Я подошёл взглянуть на разложенные ей бумаги.
— Хотел бы я, чтобы у нас было больше материала, с которым можно работать — произнёс я. — По крайней мере, более существенного.
Я оглянулся на Фенн.
— Как думаешь, насколько велика угрожающая ей опасность?
— Понятия не имею — сказала Амариллис. Она закинула руки за голову, переплетя пальцы. — У происходящего всегда были причины. Из двадцати было три, которые можно назвать неудачами, но в остальных случаях всегда была причина, это не было очевидно сверхъестественным. Ты всё спрашиваешь, как он мог продолжать подвергать других опасности, и на мой взгляд это просто не выглядит судьбой. Эльфийская удача в её крайних проявлениях видима, она почти ощутима, шанс один из ста происходит в девяти случаях из десяти. Это — она указала на бумаги — просто люди следуют своим убеждениям и побуждениям, вступают в конфликты, основанные и разрешаемые фундаментальными фактами реальности. Суть не в том, что кто-то оказался не в том месте не в то время, а просто... так уж сложились обстоятельства.
— Что и делает это таким коварным — сказал я.
— Мне это не нравится — сказала Амариллис. Она опустила руки и скрестила их. — Это подразумевает всеведение, или всемогущество, или то и другое. Если Чёрные Экспроприаторы внедрили агента в парламент Милуэ по внутренне резонным причинам, то как всё это может быть подготовкой к прибытию Утера три года спустя? Каким образом это может быть заготовленной сюжетом романтической линией, естественным образом приведшей к её смерти?

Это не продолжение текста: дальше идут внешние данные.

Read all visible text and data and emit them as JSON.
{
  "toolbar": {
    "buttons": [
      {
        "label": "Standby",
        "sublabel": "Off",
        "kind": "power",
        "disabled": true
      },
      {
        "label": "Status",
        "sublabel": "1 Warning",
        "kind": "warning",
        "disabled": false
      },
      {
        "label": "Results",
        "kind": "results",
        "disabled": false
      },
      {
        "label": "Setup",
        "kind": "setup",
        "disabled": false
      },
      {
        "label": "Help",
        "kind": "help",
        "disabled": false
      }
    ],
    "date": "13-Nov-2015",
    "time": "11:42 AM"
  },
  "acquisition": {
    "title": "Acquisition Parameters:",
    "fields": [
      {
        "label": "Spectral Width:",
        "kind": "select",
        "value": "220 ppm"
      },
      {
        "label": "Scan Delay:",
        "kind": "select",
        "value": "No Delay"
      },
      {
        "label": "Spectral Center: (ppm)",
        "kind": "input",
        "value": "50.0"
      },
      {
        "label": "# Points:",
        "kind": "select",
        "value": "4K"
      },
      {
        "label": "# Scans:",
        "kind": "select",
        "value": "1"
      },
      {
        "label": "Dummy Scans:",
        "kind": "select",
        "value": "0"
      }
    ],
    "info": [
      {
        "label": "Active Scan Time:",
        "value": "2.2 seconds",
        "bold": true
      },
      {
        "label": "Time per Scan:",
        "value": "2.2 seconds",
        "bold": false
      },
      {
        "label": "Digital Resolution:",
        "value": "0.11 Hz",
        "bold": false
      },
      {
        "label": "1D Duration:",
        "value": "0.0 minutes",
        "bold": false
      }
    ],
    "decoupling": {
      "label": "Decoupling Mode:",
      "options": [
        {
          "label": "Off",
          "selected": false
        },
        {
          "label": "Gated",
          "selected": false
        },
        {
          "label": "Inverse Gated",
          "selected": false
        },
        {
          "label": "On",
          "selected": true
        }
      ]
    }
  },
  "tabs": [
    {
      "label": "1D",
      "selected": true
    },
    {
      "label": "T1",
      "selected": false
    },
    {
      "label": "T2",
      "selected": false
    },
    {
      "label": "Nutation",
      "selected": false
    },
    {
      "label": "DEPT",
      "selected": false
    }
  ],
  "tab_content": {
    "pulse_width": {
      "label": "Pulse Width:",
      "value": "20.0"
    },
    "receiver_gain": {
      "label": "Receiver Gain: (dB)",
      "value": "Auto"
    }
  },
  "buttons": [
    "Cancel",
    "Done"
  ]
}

— Меня больше удивляет, что мы это раскрыли — сказал я. Взглянул на Фенн, которая ещё спала, приоткрыв рот. — Хотя, возможно, это должно быть предупреждением, или уроком, или подсказкой. Или, может, за теорией нарратива ничего нет, а Утер просто... — я помахал руками — может, это просто результат того, что он верил в нарратив.
Иронично, но это было бы самым ироничным поворотом.
— Возможно — Амариллис кивнула.
Мы молча взглянули на бумаги. Сегодня мы соберём всё это и засунем в перчатку Фенн, и скорее всего больше никогда не увидим. Мы потратили на это время и силы, но впечатление такое, что бесполезно, поскольку если нарратив существует, мы понятия не имели, как с ним справиться.